CHOP plays a central role in PAO-induced apoptosis and cytokines production
CHOP is one of the key UPR regulatory cytotoxic protein45. Since, we observed that PAO induced CHOP in the skin keratinocytes both in vivo and in vitro, we further explored its role in PAO-induced apoptosis and inflammatory signaling using RNA interference-based approaches. In keratinocytes where CHOP expression following CHOP siRNA transfection was reduced by about 80% (Fig. 7A) as compared to scrambled siRNA transfected negative control keratinocytes, we confirmed reduced CHOP expression following PAO treatment as ascertained by both real time PCR and western blot data (Fig. 7B,C and Supplementary Fig. S8). Consistently, PAO-induced cleavage of caspase-3 (Fig. 7D and Supplementary Fig. S8) and augmented pro-inflammatory cytokine IL-1β and IL-6 production were diminished in these CHOP-ablated cells (Fig. 7E). These data suggest a role of CHOP in PAO-induced cytokine production and cell death. Interestingly, sXBP-1 was also found to be reduced in CHOP siRNA transfected cells (Supplementary Fig. S9A). However, we could not detect significant changes in PAO-induced COX-2 expression in CHOP-ablated cells (Supplementary Fig. S9B), suggesting that PAO-mediated regulation of COX-2 occurs via alternate mechanism.

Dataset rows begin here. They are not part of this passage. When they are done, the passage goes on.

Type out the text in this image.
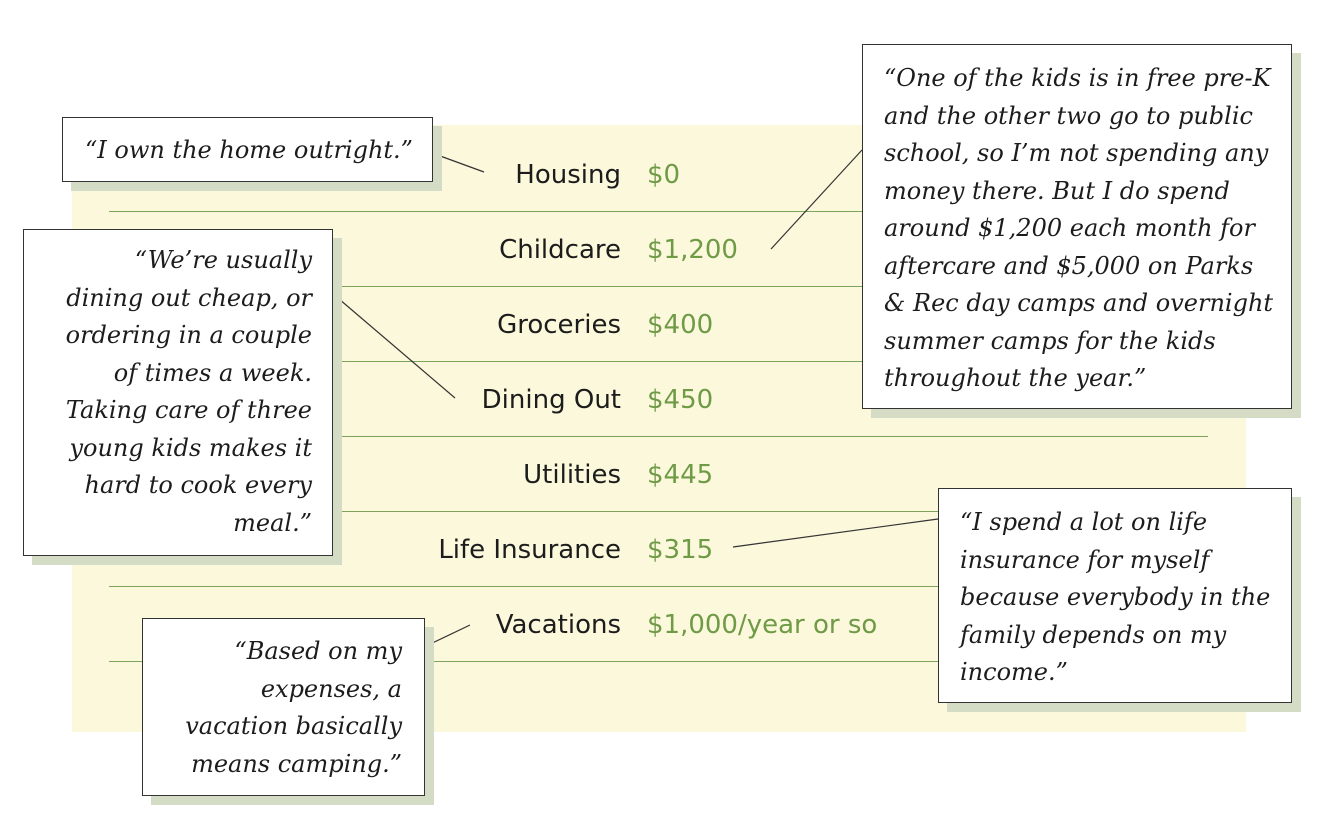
Housing $0
Childcare $1,200
Groceries $400
Dining Out $450
Utilities $445
Life Insurance $315
Vacations $1,000/year or so
“I own the home outright.”
“We’re usually dining out cheap, or ordering in a couple of times a week. Taking care of three young kids makes it hard to cook every meal.”
“Based on my expenses, a vacation basically means camping.”
“One of the kids is in free pre-K and the other two go to public school, so I’m not spending any money there. But I do spend around $1,200 each month for aftercare and $5,000 on Parks & Rec day camps and overnight summer camps for the kids throughout the year.”
“I spend a lot on life insurance for myself because everybody in the family depends on my income.”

Ablation of CHOP expression attenuates cytokines expression and apoptosis in PAO-treated human keratinocytes.
Effects of PAO (100 nM, 24 h) on cytokine expression and apoptosis were examined in HaCaT cells transfected with either CHOP siRNA or scrambled (SCR) siRNA. (A) Knockdown effects of CHOP siRNA (25–100 nM) observed by real time PCR analysis. (B,C) Real time PCR and western blot expression analysis showing effects of CHOP siRNA (25 nM) on PAO-induced CHOP expression. (D) Western blot expression analysis of cleaved caspase-3 in cell lysate obtained from HaCaT cells transfected with either SCR siRNA or with CHOP siRNA in the presence of PAO. (E) Real time mRNA expression analysis of IL-1β and IL-6 in the cells transfected with either SCR siRNA or with CHOP siRNA in the presence of PAO (100 nM, 6 h). Data are expressed as mean ± SEM. ***P < 0.001 when compared to control. ##P < 0.01, ###P < 0.01 when compared to PAO-treated group.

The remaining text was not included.